Book page - 6 years 5 months ago

This is a list of some of the research topics, question and directions the SAM has formulated. These topics need research in order to advance in the model and Science in general.

General questions:
  • What is the causal principle of the decay that is observed for the free-neutron into an proton-electron pair?
  • What is a neutrino?
  • What is the causal principle for gravity?
  • What is the causal principle that creates nuclear electrons (neutron-connection)?
  • What is the mechanism of Fusion in detail?
  • What is a Proton?
  • What is an electron?
  • How do the inner electron shift during reactions?
  • What can we learn from the rules of construct for the elements?
Study questions:
  • What can we learn from the neutron decay and the neutron creation in relation to red/blue shift?
  • What is the function of stars in the bigger picture? (creation of the fist building blocks!)
  • What is the creation mechanism of planets? (Fusion of heavier elements)
  • What is the role and contribution of biological transmutations?

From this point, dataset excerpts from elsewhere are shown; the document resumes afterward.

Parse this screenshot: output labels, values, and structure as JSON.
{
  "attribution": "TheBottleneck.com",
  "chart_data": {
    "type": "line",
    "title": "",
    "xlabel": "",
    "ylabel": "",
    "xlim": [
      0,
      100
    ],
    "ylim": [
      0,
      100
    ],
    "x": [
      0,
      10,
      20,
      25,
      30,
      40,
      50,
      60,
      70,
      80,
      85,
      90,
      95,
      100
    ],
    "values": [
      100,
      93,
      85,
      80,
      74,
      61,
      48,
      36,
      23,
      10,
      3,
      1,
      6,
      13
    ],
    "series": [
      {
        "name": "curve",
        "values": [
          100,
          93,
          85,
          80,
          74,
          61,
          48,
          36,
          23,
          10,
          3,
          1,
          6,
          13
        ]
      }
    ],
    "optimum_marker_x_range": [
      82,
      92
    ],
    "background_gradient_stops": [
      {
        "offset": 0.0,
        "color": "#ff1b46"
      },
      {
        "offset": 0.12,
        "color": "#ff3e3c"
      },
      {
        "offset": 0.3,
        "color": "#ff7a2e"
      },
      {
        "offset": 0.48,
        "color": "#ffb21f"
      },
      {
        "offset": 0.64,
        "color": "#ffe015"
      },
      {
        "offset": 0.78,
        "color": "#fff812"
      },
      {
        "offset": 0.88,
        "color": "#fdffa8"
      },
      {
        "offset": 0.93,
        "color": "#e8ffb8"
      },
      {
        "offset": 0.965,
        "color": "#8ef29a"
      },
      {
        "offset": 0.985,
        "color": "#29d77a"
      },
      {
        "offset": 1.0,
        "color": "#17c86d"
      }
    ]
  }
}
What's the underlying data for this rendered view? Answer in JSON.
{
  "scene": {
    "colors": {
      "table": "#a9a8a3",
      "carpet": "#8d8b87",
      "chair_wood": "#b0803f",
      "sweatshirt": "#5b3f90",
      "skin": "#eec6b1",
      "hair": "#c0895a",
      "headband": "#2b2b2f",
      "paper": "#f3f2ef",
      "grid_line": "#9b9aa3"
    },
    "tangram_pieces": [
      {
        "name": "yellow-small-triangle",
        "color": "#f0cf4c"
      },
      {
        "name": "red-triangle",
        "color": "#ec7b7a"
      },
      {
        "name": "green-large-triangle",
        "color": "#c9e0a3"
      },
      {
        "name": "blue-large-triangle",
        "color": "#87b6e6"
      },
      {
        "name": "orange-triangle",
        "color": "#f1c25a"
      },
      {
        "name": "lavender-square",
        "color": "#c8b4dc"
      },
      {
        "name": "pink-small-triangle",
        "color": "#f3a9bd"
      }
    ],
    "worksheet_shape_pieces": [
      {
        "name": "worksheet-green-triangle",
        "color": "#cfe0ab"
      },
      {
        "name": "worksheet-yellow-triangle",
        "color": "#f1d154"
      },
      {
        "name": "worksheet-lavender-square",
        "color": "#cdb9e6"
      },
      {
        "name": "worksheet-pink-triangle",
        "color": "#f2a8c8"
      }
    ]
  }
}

  • What is the mechanism that causes nuclear fusion processes in Geology? (Veins / discharges)
  • What can we learn from the nature and construct of the elements in relation to plasma?

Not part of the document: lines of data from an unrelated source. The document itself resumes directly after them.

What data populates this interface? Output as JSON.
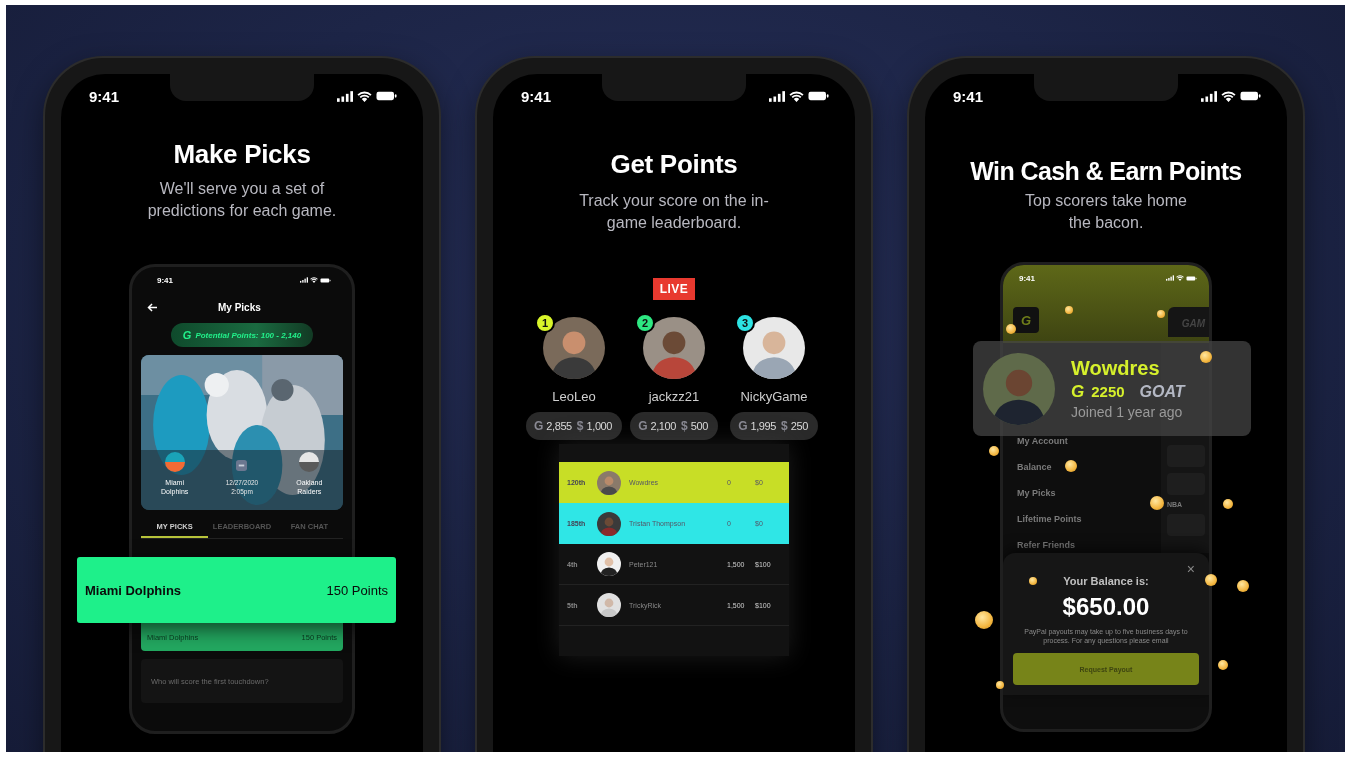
{
  "phones": [
    {
      "kind": "picks",
      "time": "9:41",
      "title": "Make Picks",
      "subtitle": "We'll serve you a set of predictions for each game.",
      "device": {
        "time": "9:41",
        "header": "My Picks",
        "logo": "G",
        "potential": "Potential Points: 100 - 2,140",
        "game": {
          "home": "Miami Dolphins",
          "date": "12/27/2020",
          "start": "2:05pm",
          "away": "Oakland Raiders"
        },
        "tabs": [
          {
            "label": "MY PICKS",
            "selected": true
          },
          {
            "label": "LEADERBOARD",
            "selected": false
          },
          {
            "label": "FAN CHAT",
            "selected": false
          }
        ],
        "pick_row": {
          "team": "Miami Dolphins",
          "points": "150 Points"
        },
        "question": "Who will score the first touchdown?"
      },
      "pick_card": {
        "team": "Miami Dolphins",
        "points": "150 Points"
      }
    },
    {
      "kind": "leaderboard",
      "time": "9:41",
      "title": "Get Points",
      "subtitle": "Track your score on the in-game leaderboard.",
      "live": "LIVE",
      "podium": [
        {
          "rank": "1",
          "name": "LeoLeo",
          "points_symbol": "G",
          "points": "2,855",
          "cash_symbol": "$",
          "cash": "1,000",
          "color": "#d9f52a"
        },
        {
          "rank": "2",
          "name": "jackzz21",
          "points_symbol": "G",
          "points": "2,100",
          "cash_symbol": "$",
          "cash": "500",
          "color": "#2ee882"
        },
        {
          "rank": "3",
          "name": "NickyGame",
          "points_symbol": "G",
          "points": "1,995",
          "cash_symbol": "$",
          "cash": "250",
          "color": "#2de3e3"
        }
      ],
      "rows": [
        {
          "rank": "120th",
          "name": "Wowdres",
          "points": "0",
          "cash": "$0",
          "color": "#c8de26"
        },
        {
          "rank": "185th",
          "name": "Tristan Thompson",
          "points": "0",
          "cash": "$0",
          "color": "#2fe6e6"
        },
        {
          "rank": "4th",
          "name": "Peter121",
          "points": "1,500",
          "cash": "$100"
        },
        {
          "rank": "5th",
          "name": "TrickyRick",
          "points": "1,500",
          "cash": "$100"
        }
      ]
    },
    {
      "kind": "payout",
      "time": "9:41",
      "title": "Win Cash & Earn Points",
      "subtitle": "Top scorers take home the bacon.",
      "device": {
        "time": "9:41",
        "logo": "G",
        "side_label": "GAM",
        "side_tag": "NBA",
        "menu": [
          "My Account",
          "Balance",
          "My Picks",
          "Lifetime Points",
          "Refer Friends"
        ]
      },
      "profile": {
        "name": "Wowdres",
        "logo": "G",
        "points": "2250",
        "rank": "GOAT",
        "joined": "Joined 1 year ago"
      },
      "balance": {
        "label": "Your Balance is:",
        "amount": "$650.00",
        "close": "×",
        "note": "PayPal payouts may take up to five business days to process. For any questions please email",
        "button": "Request Payout"
      }
    }
  ]
}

  • Are there more elements to be discovered?
SAM specific Questions:
  • Why is Argon 40 stable, what makes it abundant in the atmosphere (noble gas problem) and does biology play a role?
  • Are there unknown elements (metals) that are unstable?

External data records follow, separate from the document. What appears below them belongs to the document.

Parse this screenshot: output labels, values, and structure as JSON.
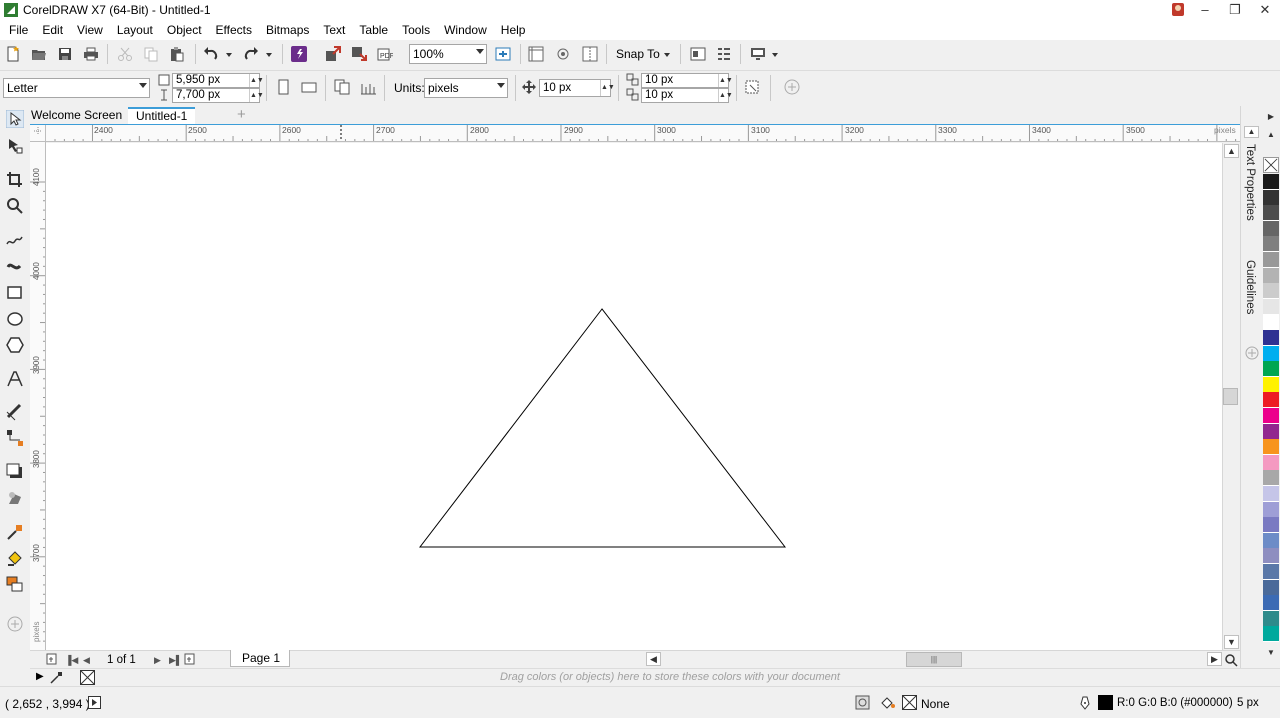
{
  "window": {
    "title": "CorelDRAW X7 (64-Bit) - Untitled-1",
    "controls": [
      "–",
      "❐",
      "✕"
    ]
  },
  "menu": [
    "File",
    "Edit",
    "View",
    "Layout",
    "Object",
    "Effects",
    "Bitmaps",
    "Text",
    "Table",
    "Tools",
    "Window",
    "Help"
  ],
  "standard_toolbar": {
    "zoom_value": "100%",
    "snap_to_label": "Snap To"
  },
  "property_bar": {
    "page_size": "Letter",
    "width": "5,950 px",
    "height": "7,700 px",
    "units_label": "Units:",
    "units_value": "pixels",
    "nudge": "10 px",
    "dup_x": "10 px",
    "dup_y": "10 px"
  },
  "doc_tabs": [
    "Welcome Screen",
    "Untitled-1"
  ],
  "rulers": {
    "unit_label": "pixels",
    "h_ticks": [
      "2400",
      "2500",
      "2600",
      "2700",
      "2800",
      "2900",
      "3000",
      "3100",
      "3200",
      "3300",
      "3400",
      "3500"
    ],
    "v_ticks": [
      "4100",
      "4000",
      "3900",
      "3800",
      "3700"
    ]
  },
  "page_nav": {
    "counter": "1 of 1",
    "page_tab": "Page 1"
  },
  "docker_tabs": [
    "Text Properties",
    "Guidelines"
  ],
  "palette_colors": [
    "#1a1a1a",
    "#333333",
    "#4d4d4d",
    "#666666",
    "#7f7f7f",
    "#999999",
    "#b3b3b3",
    "#cccccc",
    "#e6e6e6",
    "#ffffff",
    "#2e3192",
    "#00aeef",
    "#00a651",
    "#fff200",
    "#ed1c24",
    "#ec008c",
    "#92278f",
    "#f7941d",
    "#f49ac1",
    "#a8a8a8",
    "#c5c5e8",
    "#9e9ed6",
    "#7a7ac2",
    "#6d8cc7",
    "#8e8ec0",
    "#5a78a8",
    "#4a6a9a",
    "#3c6bb4",
    "#2e8b8b",
    "#00a99d"
  ],
  "document_palette_hint": "Drag colors (or objects) here to store these colors with your document",
  "status": {
    "cursor_coords": "( 2,652 , 3,994 )",
    "fill_label": "None",
    "outline_color": "R:0 G:0 B:0 (#000000)",
    "outline_width": "5 px"
  }
}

  • Are there unknown elements (noble gasses)?
  • What is the reason that Fluorine has the need for one extra 'neutron'(p+e pair) to make it stable, or is there a stable version of F18? (the 5 ending seems to be preferred to finish one side of the underlying Carbon nuclet before capping the other side.)
  • How does the spin number correlate to the specific nuclets and the element as a whole nucleus?



I'm looking into creating simulator software for this model. It seems like all I need are the correct particle numbers and Coulomb's law, and the rest should be reasonably straight forward. What numbers are you using for radius, mass, and charge for proton and electron respectively?